Major US Cancer Institutions Unite to Revolutionize Oncology with AI
Four leading cancer medical centres in the US have partnered to identify new ways to use AI tools to transform cancer research and care. Backed by $40 million in funding, the Cancer AI Alliance (CAIA) aims to become a milestone in leveraging the potential of technology to assist oncology development.
The alliance, formed by Fred Hutch Cancer Center – the coordinating body that secured its initial funding-, Dana-Farber Cancer Institute, Memorial Sloan Kettering Cancer Center, and The Sidney Kimmel Comprehensive Cancer Center and Whiting School of Engineering at Johns Hopkins, will rely on records from all participating centres while focusing on preserving data confidentiality. To achieve this, it will be joining forces with global technology giants AWS, Deloitte, Microsoft and NVIDIA.
AI As a Tool For Data Processing Acceleration
One of the main challenges that modern cancer researchers face when it comes to utilising AI devices is acquiring the computing resources needed to evaluate huge amounts of data quickly.
To address this issue, CAIA will provide members of the alliance with computer capacity to handle large amounts of information generated during normal cancer care, such as electronic health records, pathology imaging, medical images, and genomic sequences.
With AI, the data examination process is faster and more effective, and could potentially lead to significant advancements in tumor biology, treatment resistance, and the identification of new therapeutic targets.
The Downside of AI
AI-powered technologies often need to rely on real patient data to strengthen the learning mechanisms that enable them to function correctly.

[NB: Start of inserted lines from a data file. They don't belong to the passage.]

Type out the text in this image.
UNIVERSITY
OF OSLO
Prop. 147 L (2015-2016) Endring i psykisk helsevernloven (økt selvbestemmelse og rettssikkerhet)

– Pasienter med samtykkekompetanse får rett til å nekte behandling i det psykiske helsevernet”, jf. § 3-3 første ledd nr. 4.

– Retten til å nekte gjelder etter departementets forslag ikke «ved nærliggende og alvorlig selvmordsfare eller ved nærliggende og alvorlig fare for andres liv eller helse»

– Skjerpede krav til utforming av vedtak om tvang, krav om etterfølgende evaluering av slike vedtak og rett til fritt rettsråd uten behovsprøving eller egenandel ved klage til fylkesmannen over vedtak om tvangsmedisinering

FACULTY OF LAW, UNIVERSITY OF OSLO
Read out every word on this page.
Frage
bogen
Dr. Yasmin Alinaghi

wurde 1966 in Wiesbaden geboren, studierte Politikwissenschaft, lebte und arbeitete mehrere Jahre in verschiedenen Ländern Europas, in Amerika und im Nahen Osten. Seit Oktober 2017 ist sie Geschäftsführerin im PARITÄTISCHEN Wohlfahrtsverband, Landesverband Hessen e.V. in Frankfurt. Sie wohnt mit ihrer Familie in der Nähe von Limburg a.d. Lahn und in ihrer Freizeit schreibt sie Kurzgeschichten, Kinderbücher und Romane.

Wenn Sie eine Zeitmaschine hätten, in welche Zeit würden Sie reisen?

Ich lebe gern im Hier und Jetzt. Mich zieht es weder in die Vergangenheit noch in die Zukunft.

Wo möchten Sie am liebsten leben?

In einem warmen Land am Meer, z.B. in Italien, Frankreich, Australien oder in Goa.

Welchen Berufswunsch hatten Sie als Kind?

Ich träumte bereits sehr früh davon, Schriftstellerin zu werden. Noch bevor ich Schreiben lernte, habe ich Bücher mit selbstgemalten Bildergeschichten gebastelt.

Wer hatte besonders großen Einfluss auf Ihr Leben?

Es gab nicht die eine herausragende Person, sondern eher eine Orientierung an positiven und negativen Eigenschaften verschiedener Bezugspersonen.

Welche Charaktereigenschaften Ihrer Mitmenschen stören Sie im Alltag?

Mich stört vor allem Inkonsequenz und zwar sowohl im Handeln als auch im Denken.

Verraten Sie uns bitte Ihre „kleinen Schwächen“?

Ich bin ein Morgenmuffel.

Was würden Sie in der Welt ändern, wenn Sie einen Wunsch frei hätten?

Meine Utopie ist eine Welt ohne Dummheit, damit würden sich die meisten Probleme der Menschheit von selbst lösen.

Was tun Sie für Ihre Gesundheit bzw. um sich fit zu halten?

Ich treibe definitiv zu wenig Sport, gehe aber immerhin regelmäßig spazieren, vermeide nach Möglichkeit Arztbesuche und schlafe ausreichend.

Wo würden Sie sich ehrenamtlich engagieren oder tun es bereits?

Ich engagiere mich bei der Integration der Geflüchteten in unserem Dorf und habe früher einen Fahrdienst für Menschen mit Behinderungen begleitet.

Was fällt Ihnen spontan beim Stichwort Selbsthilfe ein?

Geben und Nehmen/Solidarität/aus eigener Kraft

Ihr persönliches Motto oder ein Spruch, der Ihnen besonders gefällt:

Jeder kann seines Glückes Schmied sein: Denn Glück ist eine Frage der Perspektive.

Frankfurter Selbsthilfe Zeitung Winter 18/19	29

However, the increasing application of AI tools in healthcare has made evident severe data privacy concerns. AI systems often acquire, handle and analyze sensitive data, including real medical information, and these procedures are on some occasions carried out without prior patient consent.
CAIA proposes a potential solution to this issue. The goal of the partnership is utilizing responsible AI to harness the combined data from the participating cancer centres, aiming to uncover valuable insights while ensuring data security, privacy, and compliance with regulatory and ethical norms.
CAIA will employ a federated AI learning architecture with rigorous governance, in which each cancer centre retains its own data and AI models are applied to the data to create results. The data are then averaged across participating members to reveal valuable insights while maintaining confidentiality.
As Thomas J. Lynch Jr., MD, Fred Hutch’s president and director and holder of the Raisbeck Endowed Chair stated, “Collectively, the data held by the nation’s leading cancer centers has been an untapped source of new cancer discoveries that has been out of reach. This alliance helps solve the key technical challenges that will enable us to securely use both AI and massive computational power to find these breakthrough insights and save more lives.”
What’s Next?
CAIA is planned to begin operations by the end of 2024 and produce its first insights by the end of 2025.
If successful, this cooperation could represent a potential step forward in overcoming the recurring privacy hurdle in the use of AI in medicine, guaranteeing that AI technologies are used in cancer development while protecting patient privacy.
As NVIDIA’s CEO Jensen Huang said, “The convergence of AI, multimodal healthcare data and federated learning will usher in a new era for cancer research.”
Although AI has already proven to be an invaluable tool to enhance research and treatment for different types of cancer, CAIA must overcome significant obstacles before these tools can be considered reliable in revolutionizing cancer care. Therefore, ensuring the accuracy and robustness of AI models, addressing biases in the data, and establishing transparent and explainable AI systems will be critical for technology’s long-term success in healthcare.